Just because a chatbot can hold two-way communication does not mean that it is able to reduce no-shows by itself. To make an impact on the no-shows, the chatbot needs deep integration with the EHR so that it can work almost like a human in managing the complex scheduling rules practices have, Anand says.
“The biggest benefit of using a chatbot is to strengthen the patient-clinician bond. Under the value-based care model, this bond is of paramount importance,” he says. “Not only does the patient get care when she needs it, medical offices’ quality score improves. This improvement in quality is reflected in better payments.”

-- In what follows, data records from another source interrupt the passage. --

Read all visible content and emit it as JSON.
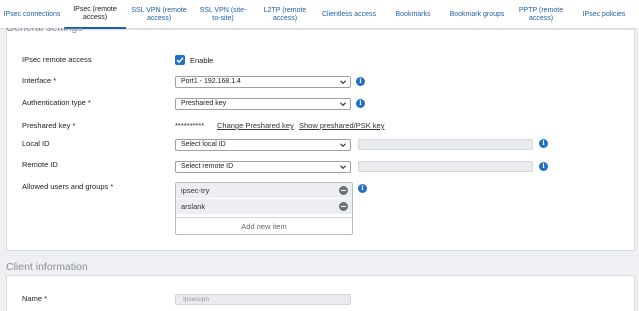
{
  "tabs": [
    {
      "label": "IPsec connections"
    },
    {
      "label": "IPsec (remote access)",
      "active": true
    },
    {
      "label": "SSL VPN (remote access)"
    },
    {
      "label": "SSL VPN (site-to-site)"
    },
    {
      "label": "L2TP (remote access)"
    },
    {
      "label": "Clientless access"
    },
    {
      "label": "Bookmarks"
    },
    {
      "label": "Bookmark groups"
    },
    {
      "label": "PPTP (remote access)"
    },
    {
      "label": "IPsec policies"
    }
  ],
  "general": {
    "section_title": "General settings",
    "ipsec_label": "IPsec remote access",
    "enable_label": "Enable",
    "enable_checked": true,
    "interface_label": "Interface *",
    "interface_value": "Port1 - 192.168.1.4",
    "auth_label": "Authentication type *",
    "auth_value": "Preshared key",
    "psk_label": "Preshared key *",
    "psk_mask": "**********",
    "psk_change": "Change Preshared key",
    "psk_show": "Show preshared/PSK key",
    "local_id_label": "Local ID",
    "local_id_value": "Select local ID",
    "remote_id_label": "Remote ID",
    "remote_id_value": "Select remote ID",
    "allowed_label": "Allowed users and groups *",
    "allowed_items": [
      "ipsec-try",
      "arslank"
    ],
    "add_new": "Add new item"
  },
  "client": {
    "section_title": "Client information",
    "name_label": "Name *",
    "name_placeholder": "Ipsecvpn"
  },
  "colors": {
    "accent": "#1f6fc7",
    "link": "#1f5fa8"
  },
  "icons": {
    "info": "info-icon",
    "chevron": "chevron-down-icon",
    "remove": "remove-icon",
    "check": "check-icon"
  }
}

Health and hospital systems, medical groups and Federally Qualified Health Centers use Asparia. The company claimed these healthcare delivery organizations reported increases in patient response and engagement, lower no-show rates, and higher consistency and adherence to preventive care check-ups.
Response rates to notifications about vaccines went from 5% to 70% at a medical group in Arizona, says Brett Swanson, MD, a primary care physician from Scottsdale.
The chatbot can be embedded in EHR systems such as Epic, Athenahealth, NextGen, Centricity, and DrChrono.
“(With the chatbot,) an average multi-specialty medical group should see an immediate drop in the no-show rate and increased availability of same/next day appointments,” Anand says. “In the mid- to long-term, as the patient-clinician bond matures, they should see higher patient loyalty, higher clinician satisfaction, and higher revenue under risk-based contracts."